At Grainger & Worrall, we realised we needed to step up to a completely new level, introducing new technologies to meet regulatory demands. Much of our technology introduction has focused on decreasing the development time of our castings. We have invested hundreds of man hours to achieve sound castings and have been meeting the demands of F1 for many years. However, with the introduction of an entirely new V6 – with a shorter development time than ever before and all during the V8 production period – we needed to shorten the time of our development.
In addition to this, we needed to support our customers’ design programs by changing geometries at short notice and in the middle of development. We achieved this by bringing 3D core printing in-house and improving the efficiency of our development route. Casting simulation and CT scanning were used heavily and to better effect than before.
A constant challenge when working to the short casting development times required by our motorsport customers is making the tooling quick enough. In the foundry we need to change casting methodology, potentially several times, to achieve a sound casting which is free of shrinkage porosity. In addition to this, the short engine design and testing timescales that our customers work to requires us to change the component geometry during our casting development. Traditionally, both of these processes require modifying the tooling – another process that eats into our development time.

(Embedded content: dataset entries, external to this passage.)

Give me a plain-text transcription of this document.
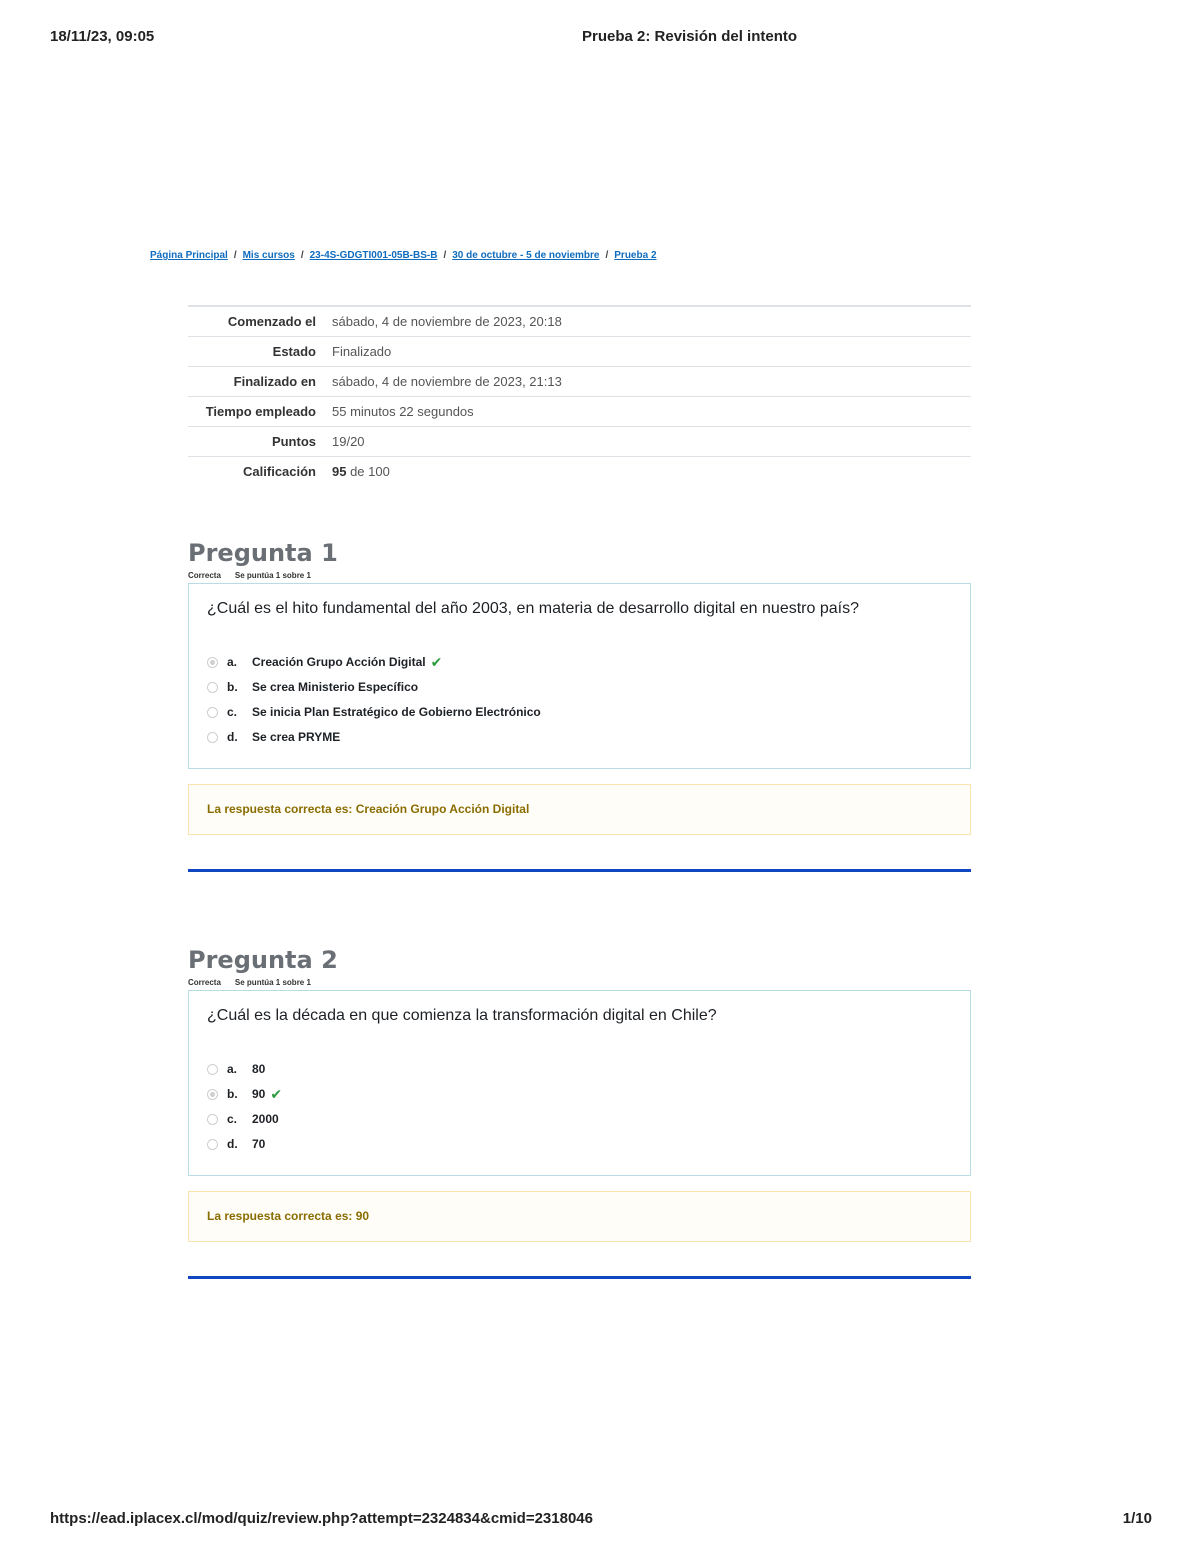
18/11/23, 09:05	Prueba 2: Revisión del intento
Página Principal / Mis cursos / 23-4S-GDGTI001-05B-BS-B / 30 de octubre - 5 de noviembre / Prueba 2
Comenzado el	sábado, 4 de noviembre de 2023, 20:18
Estado	Finalizado
Finalizado en	sábado, 4 de noviembre de 2023, 21:13
Tiempo empleado	55 minutos 22 segundos
Puntos	19/20
Calificación	95 de 100
Pregunta 1
Correcta Se puntúa 1 sobre 1

¿Cuál es el hito fundamental del año 2003, en materia de desarrollo digital en nuestro país?

a.	Creación Grupo Acción Digital ✔
b.	Se crea Ministerio Específico
c.	Se inicia Plan Estratégico de Gobierno Electrónico
d.	Se crea PRYME
La respuesta correcta es: Creación Grupo Acción Digital
Pregunta 2
Correcta Se puntúa 1 sobre 1

¿Cuál es la década en que comienza la transformación digital en Chile?

a.	80
b.	90 ✔
c.	2000
d.	70
La respuesta correcta es: 90
https://ead.iplacex.cl/mod/quiz/review.php?attempt=2324834&cmid=2318046	1/10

Bringing 3D sand core printing in-house has allowed us to produce cores of nearly any shape overnight. We use this cutting-edge technology to arrive at a truly robust casting method and adjust component geometry ahead of making the final tooling for production.
To increase the efficiency of this process even further, we have developed a unique, modular tooling approach which is a hard tool – 3D printed hybrid. Although the objectives from motorsport are often different depending on the team, we have found this approach gives us greater flexibility in prototype development for the wider automotive market.

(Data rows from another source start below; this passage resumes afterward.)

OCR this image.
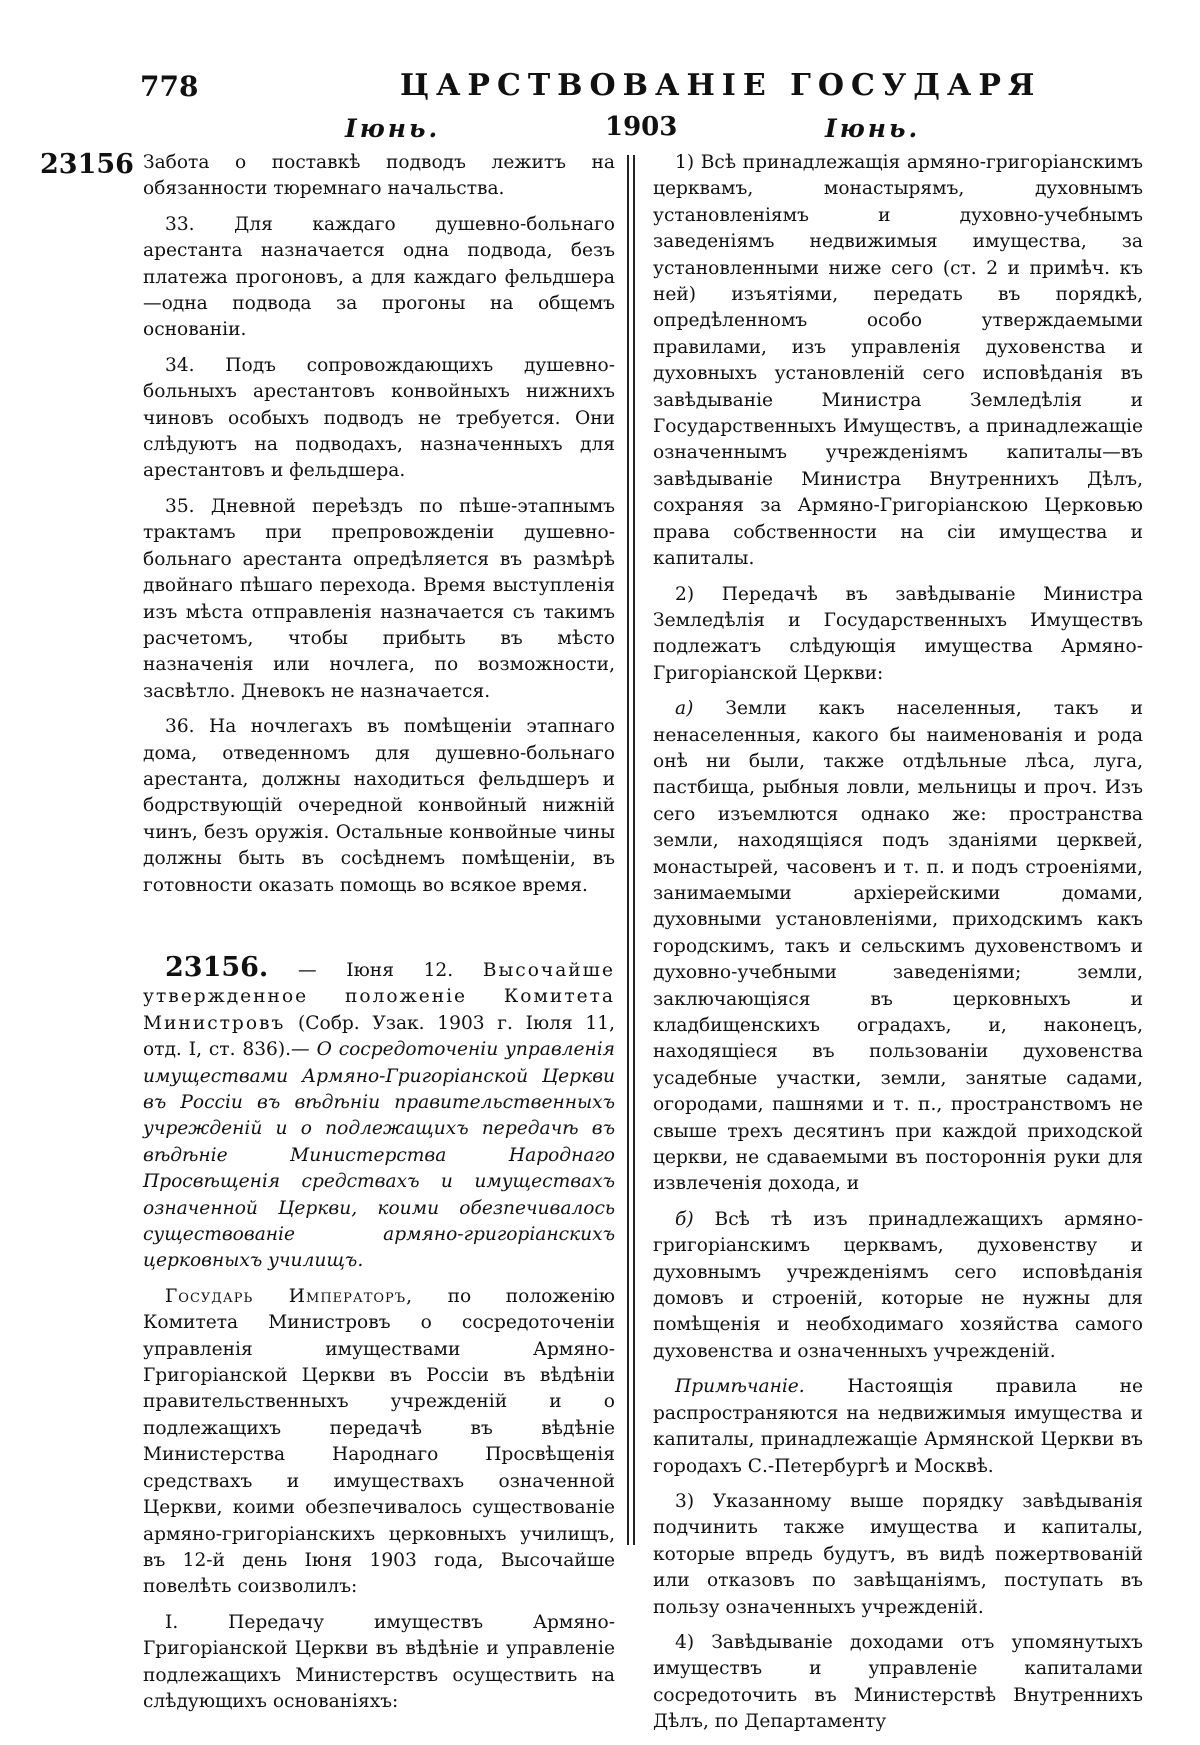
778	ЦАРСТВОВАНІЕ ГОСУДАРЯ
Іюнь.	1903	Іюнь.
23156 Забота о поставкѣ подводъ лежитъ на обязанности тюремнаго начальства.

33. Для каждаго душевно-больнаго арестанта назначается одна подвода, безъ платежа прогоновъ, а для каждаго фельдшера—одна подвода за прогоны на общемъ основаніи.

34. Подъ сопровождающихъ душевно-больныхъ арестантовъ конвойныхъ нижнихъ чиновъ особыхъ подводъ не требуется. Они слѣдуютъ на подводахъ, назначенныхъ для арестантовъ и фельдшера.

35. Дневной переѣздъ по пѣше-этапнымъ трактамъ при препровожденіи душевно-больнаго арестанта опредѣляется въ размѣрѣ двойнаго пѣшаго перехода. Время выступленія изъ мѣста отправленія назначается съ такимъ расчетомъ, чтобы прибыть въ мѣсто назначенія или ночлега, по возможности, засвѣтло. Дневокъ не назначается.

36. На ночлегахъ въ помѣщеніи этапнаго дома, отведенномъ для душевно-больнаго арестанта, должны находиться фельдшеръ и бодрствующій очередной конвойный нижній чинъ, безъ оружія. Остальные конвойные чины должны быть въ сосѣднемъ помѣщеніи, въ готовности оказать помощь во всякое время.

23156. — Іюня 12. Высочайше утвержденное положеніе Комитета Министровъ (Собр. Узак. 1903 г. Іюля 11, отд. I, ст. 836).— О сосредоточеніи управленія имуществами Армяно-Григоріанской Церкви въ Россіи въ вѣдѣніи правительственныхъ учрежденій и о подлежащихъ передачѣ въ вѣдѣніе Министерства Народнаго Просвѣщенія средствахъ и имуществахъ означенной Церкви, коими обезпечивалось существованіе армяно-григоріанскихъ церковныхъ училищъ.

Государь Императоръ, по положенію Комитета Министровъ о сосредоточеніи управленія имуществами Армяно-Григоріанской Церкви въ Россіи въ вѣдѣніи правительственныхъ учрежденій и о подлежащихъ передачѣ въ вѣдѣніе Министерства Народнаго Просвѣщенія средствахъ и имуществахъ означенной Церкви, коими обезпечивалось существованіе армяно-григоріанскихъ церковныхъ училищъ, въ 12-й день Іюня 1903 года, Высочайше повелѣть соизволилъ:

I. Передачу имуществъ Армяно-Григоріанской Церкви въ вѣдѣніе и управленіе подлежащихъ Министерствъ осуществить на слѣдующихъ основаніяхъ:

1) Всѣ принадлежащія армяно-григоріанскимъ церквамъ, монастырямъ, духовнымъ установленіямъ и духовно-учебнымъ заведеніямъ недвижимыя имущества, за установленными ниже сего (ст. 2 и примѣч. къ ней) изъятіями, передать въ порядкѣ, опредѣленномъ особо утверждаемыми правилами, изъ управленія духовенства и духовныхъ установленій сего исповѣданія въ завѣдываніе Министра Земледѣлія и Государственныхъ Имуществъ, а принадлежащіе означеннымъ учрежденіямъ капиталы—въ завѣдываніе Министра Внутреннихъ Дѣлъ, сохраняя за Армяно-Григоріанскою Церковью права собственности на сіи имущества и капиталы.

2) Передачѣ въ завѣдываніе Министра Земледѣлія и Государственныхъ Имуществъ подлежатъ слѣдующія имущества Армяно-Григоріанской Церкви:

а) Земли какъ населенныя, такъ и ненаселенныя, какого бы наименованія и рода онѣ ни были, также отдѣльные лѣса, луга, пастбища, рыбныя ловли, мельницы и проч. Изъ сего изъемлются однако же: пространства земли, находящіяся подъ зданіями церквей, монастырей, часовенъ и т. п. и подъ строеніями, занимаемыми архіерейскими домами, духовными установленіями, приходскимъ какъ городскимъ, такъ и сельскимъ духовенствомъ и духовно-учебными заведеніями; земли, заключающіяся въ церковныхъ и кладбищенскихъ оградахъ, и, наконецъ, находящіеся въ пользованіи духовенства усадебные участки, земли, занятые садами, огородами, пашнями и т. п., пространствомъ не свыше трехъ десятинъ при каждой приходской церкви, не сдаваемыми въ постороннія руки для извлеченія дохода, и

б) Всѣ тѣ изъ принадлежащихъ армяно-григоріанскимъ церквамъ, духовенству и духовнымъ учрежденіямъ сего исповѣданія домовъ и строеній, которые не нужны для помѣщенія и необходимаго хозяйства самого духовенства и означенныхъ учрежденій.

Примѣчаніе. Настоящія правила не распространяются на недвижимыя имущества и капиталы, принадлежащіе Армянской Церкви въ городахъ С.-Петербургѣ и Москвѣ.

3) Указанному выше порядку завѣдыванія подчинить также имущества и капиталы, которые впредь будутъ, въ видѣ пожертвованій или отказовъ по завѣщаніямъ, поступать въ пользу означенныхъ учрежденій.

4) Завѣдываніе доходами отъ упомянутыхъ имуществъ и управленіе капиталами сосредоточить въ Министерствѣ Внутреннихъ Дѣлъ, по Департаменту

One of the development loops which became greatly improved was the process of offsetting the geometry of water jacket cores to compensate for casting distortion. We were able to produce multiple cores with different off set with 3D core printing – enabling us to cast them and accurately measure the water jacket position with CT scanning faster than ever.
CT scanning has been elementary to the whole development process. Gaining an understanding of a casting’s integrity and geometric accuracy with the ability to examine non-destructively both the interior and exterior of the parts enables a detailed picture of how castings are behaving at every stage of the manufacturing process. This is essential to establishing the true characteristics of components and delivering excellent results to meet downsizing requirements.

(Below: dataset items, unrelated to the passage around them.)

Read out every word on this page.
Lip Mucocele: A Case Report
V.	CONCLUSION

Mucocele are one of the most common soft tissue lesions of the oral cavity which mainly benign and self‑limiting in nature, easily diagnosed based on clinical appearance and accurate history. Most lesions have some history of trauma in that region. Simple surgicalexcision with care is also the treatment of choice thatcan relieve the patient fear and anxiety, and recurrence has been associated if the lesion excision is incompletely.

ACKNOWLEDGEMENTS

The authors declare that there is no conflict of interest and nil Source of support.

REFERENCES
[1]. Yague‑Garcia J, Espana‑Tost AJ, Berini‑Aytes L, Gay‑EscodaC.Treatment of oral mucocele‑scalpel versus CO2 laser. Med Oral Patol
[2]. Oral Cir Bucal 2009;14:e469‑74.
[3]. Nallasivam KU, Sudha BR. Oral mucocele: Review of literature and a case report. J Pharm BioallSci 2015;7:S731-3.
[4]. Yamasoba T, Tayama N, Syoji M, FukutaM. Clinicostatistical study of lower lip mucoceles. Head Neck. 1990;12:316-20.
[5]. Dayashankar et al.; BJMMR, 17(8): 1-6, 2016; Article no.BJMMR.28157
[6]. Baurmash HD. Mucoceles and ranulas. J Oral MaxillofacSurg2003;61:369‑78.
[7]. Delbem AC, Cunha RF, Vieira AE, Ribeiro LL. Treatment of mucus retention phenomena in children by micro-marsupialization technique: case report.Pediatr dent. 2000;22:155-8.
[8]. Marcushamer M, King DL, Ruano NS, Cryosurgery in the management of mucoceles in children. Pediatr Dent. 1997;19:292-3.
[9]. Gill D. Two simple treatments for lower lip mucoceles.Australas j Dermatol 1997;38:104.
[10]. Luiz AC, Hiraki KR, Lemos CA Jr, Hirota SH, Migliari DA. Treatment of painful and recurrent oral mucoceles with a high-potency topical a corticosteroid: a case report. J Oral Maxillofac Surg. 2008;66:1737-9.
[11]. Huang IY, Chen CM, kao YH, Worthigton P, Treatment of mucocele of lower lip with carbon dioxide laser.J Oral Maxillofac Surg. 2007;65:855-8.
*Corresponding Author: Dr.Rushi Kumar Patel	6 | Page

By embracing this innovation, as well as investing in material development and precise scanning technology to push capabilities to the limit, Grainger & Worrall has used changing regulations to encourage new and effective alternatives – not only to meet regulations but also progress engine possibilities.
Forming the future
As the season progresses, teams will gain huge insight into performance and overall effectiveness of the next-generation engine solutions. Today, these developments are helping to drive forward the future of Formula One, but it won’t be long before this specialist knowledge and progression will be put to good use by the wider automotive sector. 3D printing is great start, but as the world’s leading complete race engine casting provider, we see many more exciting challenges ahead. Developing technologies even further and driving forward the R&D of key components is key to meeting the ever-changing needs of the global automotive sector. This will not only help to meet regulation, but also push capabilities to the limit.